While Germany is struggling to unbundle its energy dependence on Russia, Lindner stepped forward and argued that the current spike in energy prices could be tackled by prolonging the running time of Germany’s nuclear power plants. [EPA-EFE/FILIP SINGER]

Chancellor Olaf Sholz (Social Democrat) has nuked a possible proposal to prolong the phase-out of nuclear reactors, initially due to cease by the end of the year, put forward by Finance Minister Christian Linder (FDP).

While Germany is struggling to unbundle its energy dependence on Russia, Lindner stepped forward and argued that the current spike in energy prices could be tackled by prolonging the running time of Germany’s nuclear power plants.

“We have to talk about the question of energy supply in a non-ideological way,” Lindner told ARD on Tuesday evening, adding that “We have safe nuclear power plants.”

However, the statement contradicted the German plans to phase out nuclear by the end of 2022. On Wednesday, German chancellor Scholz emphasised that the government would stick to these plans and refuted the finance minister’s augments.

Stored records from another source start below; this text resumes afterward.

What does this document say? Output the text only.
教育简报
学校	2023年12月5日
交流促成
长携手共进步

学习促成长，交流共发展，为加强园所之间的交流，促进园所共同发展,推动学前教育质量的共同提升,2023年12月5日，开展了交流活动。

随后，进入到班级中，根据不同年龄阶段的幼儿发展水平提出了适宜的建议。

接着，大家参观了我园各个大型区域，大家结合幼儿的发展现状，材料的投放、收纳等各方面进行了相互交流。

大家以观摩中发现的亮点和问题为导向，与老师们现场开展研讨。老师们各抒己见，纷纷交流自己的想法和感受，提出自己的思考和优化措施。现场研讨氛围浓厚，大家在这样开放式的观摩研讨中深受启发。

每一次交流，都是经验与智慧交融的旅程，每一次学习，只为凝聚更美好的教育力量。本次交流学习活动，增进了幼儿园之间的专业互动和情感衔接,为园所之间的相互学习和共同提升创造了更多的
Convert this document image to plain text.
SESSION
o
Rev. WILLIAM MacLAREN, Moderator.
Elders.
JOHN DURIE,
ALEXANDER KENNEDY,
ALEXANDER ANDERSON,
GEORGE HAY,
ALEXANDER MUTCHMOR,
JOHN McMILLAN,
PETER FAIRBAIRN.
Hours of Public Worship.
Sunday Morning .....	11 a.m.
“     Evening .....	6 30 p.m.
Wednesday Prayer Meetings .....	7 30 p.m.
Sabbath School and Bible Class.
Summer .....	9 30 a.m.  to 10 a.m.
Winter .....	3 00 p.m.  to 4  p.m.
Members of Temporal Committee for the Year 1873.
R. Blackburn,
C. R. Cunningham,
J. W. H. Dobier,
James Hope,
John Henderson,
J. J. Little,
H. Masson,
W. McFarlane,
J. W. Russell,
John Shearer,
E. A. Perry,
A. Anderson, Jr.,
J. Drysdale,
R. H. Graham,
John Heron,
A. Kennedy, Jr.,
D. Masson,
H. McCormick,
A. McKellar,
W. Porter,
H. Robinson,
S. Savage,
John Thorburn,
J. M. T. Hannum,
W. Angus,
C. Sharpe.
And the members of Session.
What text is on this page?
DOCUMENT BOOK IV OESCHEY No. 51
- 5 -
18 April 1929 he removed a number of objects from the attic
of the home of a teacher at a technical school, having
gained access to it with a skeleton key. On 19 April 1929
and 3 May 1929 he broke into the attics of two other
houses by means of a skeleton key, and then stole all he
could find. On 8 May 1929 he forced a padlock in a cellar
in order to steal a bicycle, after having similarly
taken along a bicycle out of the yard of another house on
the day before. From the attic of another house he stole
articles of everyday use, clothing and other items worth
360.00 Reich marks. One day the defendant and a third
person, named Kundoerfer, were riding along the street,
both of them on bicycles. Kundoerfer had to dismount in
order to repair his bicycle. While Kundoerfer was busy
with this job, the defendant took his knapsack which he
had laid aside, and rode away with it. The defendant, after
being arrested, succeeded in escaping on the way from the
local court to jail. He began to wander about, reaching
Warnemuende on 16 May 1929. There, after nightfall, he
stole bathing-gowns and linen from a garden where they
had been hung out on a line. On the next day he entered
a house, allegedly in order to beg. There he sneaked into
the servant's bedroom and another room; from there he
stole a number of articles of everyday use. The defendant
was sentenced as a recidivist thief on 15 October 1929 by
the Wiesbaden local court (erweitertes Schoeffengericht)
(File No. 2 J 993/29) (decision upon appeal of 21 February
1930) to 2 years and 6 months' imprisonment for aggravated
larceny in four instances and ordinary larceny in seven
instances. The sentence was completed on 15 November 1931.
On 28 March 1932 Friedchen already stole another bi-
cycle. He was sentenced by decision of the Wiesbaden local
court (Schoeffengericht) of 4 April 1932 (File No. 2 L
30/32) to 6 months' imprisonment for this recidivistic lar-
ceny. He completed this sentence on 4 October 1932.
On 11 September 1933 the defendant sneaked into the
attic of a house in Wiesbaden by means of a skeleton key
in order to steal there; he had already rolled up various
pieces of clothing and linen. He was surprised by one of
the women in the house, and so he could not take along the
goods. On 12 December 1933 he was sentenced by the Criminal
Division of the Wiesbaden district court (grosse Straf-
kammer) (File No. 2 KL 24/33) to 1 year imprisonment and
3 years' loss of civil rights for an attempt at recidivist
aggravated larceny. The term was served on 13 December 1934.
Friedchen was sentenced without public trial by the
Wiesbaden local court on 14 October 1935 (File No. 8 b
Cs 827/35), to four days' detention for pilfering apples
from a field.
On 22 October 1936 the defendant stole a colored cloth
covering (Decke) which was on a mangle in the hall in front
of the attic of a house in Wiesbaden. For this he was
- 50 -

Scholz emphasised that the whole government would stand behind the agreement to phase out nuclear energy. While he understands Lindner’s “unidological approach“ he stated that the government would still stick to its approach to “phase out nuclear energy.”

Further investments in nuclear energy would make no sense, as the building of a new nuclear reactor would cost up to €18 billion and a new power plant would only be operational by 2037 or 2038 – a time frame where the government already expects to be completely independent of Russian gas imports.

However, the German population is increasingly in favour of prolonging the runtime of nuclear power plants. According to a recent survey by INSA, 50% of Germans said they would welcome a prolongation of nuclear power plants amidst an energy crisis triggered by the Ukraine war.